To help fill the immediate hole, Reeves will limit winter fuel payments to people receiving pension credit and other means-tested benefits, saving £1.5bn a year.

The scrapping of the Rwanda asylum scheme is intended to save £1.4bn, while Reeves said it would “not be possible” to roll out a Tory pledge to cap on social care costs by October 2025, saving £1bn. 

Among the infrastructure projects delayed was Boris Johnson’s “New Hospital Programme”, which promised 40 new hospitals by 2030. Labour officials said the project was “unfunded and based on unfeasible timelines” and Reeves said it would be subject to a thorough review.
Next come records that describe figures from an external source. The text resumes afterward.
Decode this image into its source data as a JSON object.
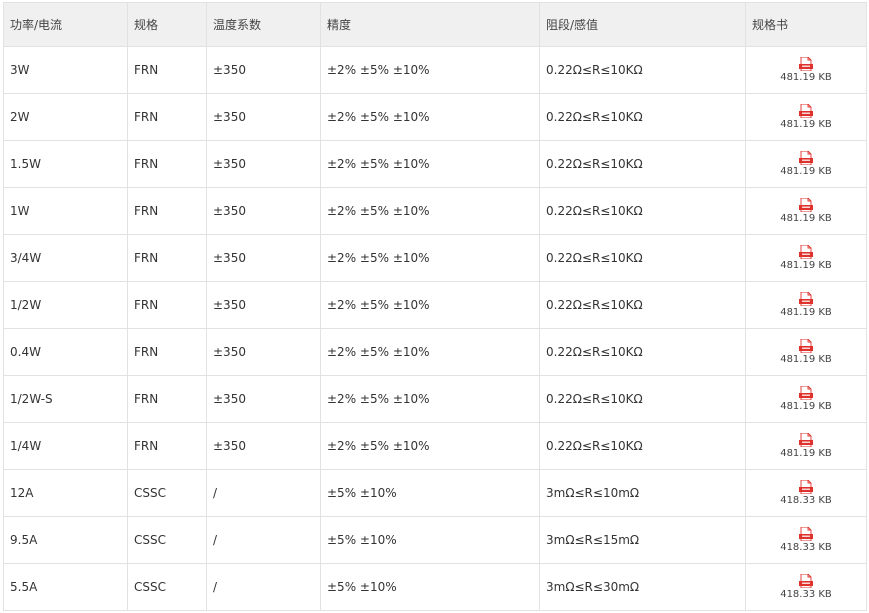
{
  "columns": [
    "功率/电流",
    "规格",
    "温度系数",
    "精度",
    "阻段/感值",
    "规格书"
  ],
  "rows": [
    {
      "power": "3W",
      "spec": "FRN",
      "tcr": "±350",
      "accuracy": "±2% ±5% ±10%",
      "range": "0.22Ω≤R≤10KΩ",
      "file_size": "481.19 KB"
    },
    {
      "power": "2W",
      "spec": "FRN",
      "tcr": "±350",
      "accuracy": "±2% ±5% ±10%",
      "range": "0.22Ω≤R≤10KΩ",
      "file_size": "481.19 KB"
    },
    {
      "power": "1.5W",
      "spec": "FRN",
      "tcr": "±350",
      "accuracy": "±2% ±5% ±10%",
      "range": "0.22Ω≤R≤10KΩ",
      "file_size": "481.19 KB"
    },
    {
      "power": "1W",
      "spec": "FRN",
      "tcr": "±350",
      "accuracy": "±2% ±5% ±10%",
      "range": "0.22Ω≤R≤10KΩ",
      "file_size": "481.19 KB"
    },
    {
      "power": "3/4W",
      "spec": "FRN",
      "tcr": "±350",
      "accuracy": "±2% ±5% ±10%",
      "range": "0.22Ω≤R≤10KΩ",
      "file_size": "481.19 KB"
    },
    {
      "power": "1/2W",
      "spec": "FRN",
      "tcr": "±350",
      "accuracy": "±2% ±5% ±10%",
      "range": "0.22Ω≤R≤10KΩ",
      "file_size": "481.19 KB"
    },
    {
      "power": "0.4W",
      "spec": "FRN",
      "tcr": "±350",
      "accuracy": "±2% ±5% ±10%",
      "range": "0.22Ω≤R≤10KΩ",
      "file_size": "481.19 KB"
    },
    {
      "power": "1/2W-S",
      "spec": "FRN",
      "tcr": "±350",
      "accuracy": "±2% ±5% ±10%",
      "range": "0.22Ω≤R≤10KΩ",
      "file_size": "481.19 KB"
    },
    {
      "power": "1/4W",
      "spec": "FRN",
      "tcr": "±350",
      "accuracy": "±2% ±5% ±10%",
      "range": "0.22Ω≤R≤10KΩ",
      "file_size": "481.19 KB"
    },
    {
      "power": "12A",
      "spec": "CSSC",
      "tcr": "/",
      "accuracy": "±5% ±10%",
      "range": "3mΩ≤R≤10mΩ",
      "file_size": "418.33 KB"
    },
    {
      "power": "9.5A",
      "spec": "CSSC",
      "tcr": "/",
      "accuracy": "±5% ±10%",
      "range": "3mΩ≤R≤15mΩ",
      "file_size": "418.33 KB"
    },
    {
      "power": "5.5A",
      "spec": "CSSC",
      "tcr": "/",
      "accuracy": "±5% ±10%",
      "range": "3mΩ≤R≤30mΩ",
      "file_size": "418.33 KB"
    }
  ],
  "icons": {
    "file": "pdf-icon"
  },
  "colors": {
    "pdf_red": "#e0322c",
    "header_bg": "#f0f0f0",
    "border": "#e2e2e2"
  }
}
Road and rail projects were also sacrificed by Reeves, saving £785mn but opening her up to criticism that a government committed to construction and growth had begun its term in office shelving big capital projects.

The long-discussed A303 tunnel at Stonehenge has been axed alongside improvements to the A27 south coast trunk road, along with Johnson-era plans to reopen former railways lines.

The Treasury also announced that its plan to apply VAT to private education would come into force on January 1 2025. It said was moving ahead with plans to close the carried interest tax “loophole” and reform the non-dom taxation regime.

Labour has followed through with its pledge to increase the windfall tax on North Sea oil and gas drillers. From November 1, the Energy Profits Levy will be three percentage points higher, taking the overall tax rate on the sector to 78 per cent.

It will also extend the levy by one year to March 31, 2030 and, significantly for industry, remove investment allowances.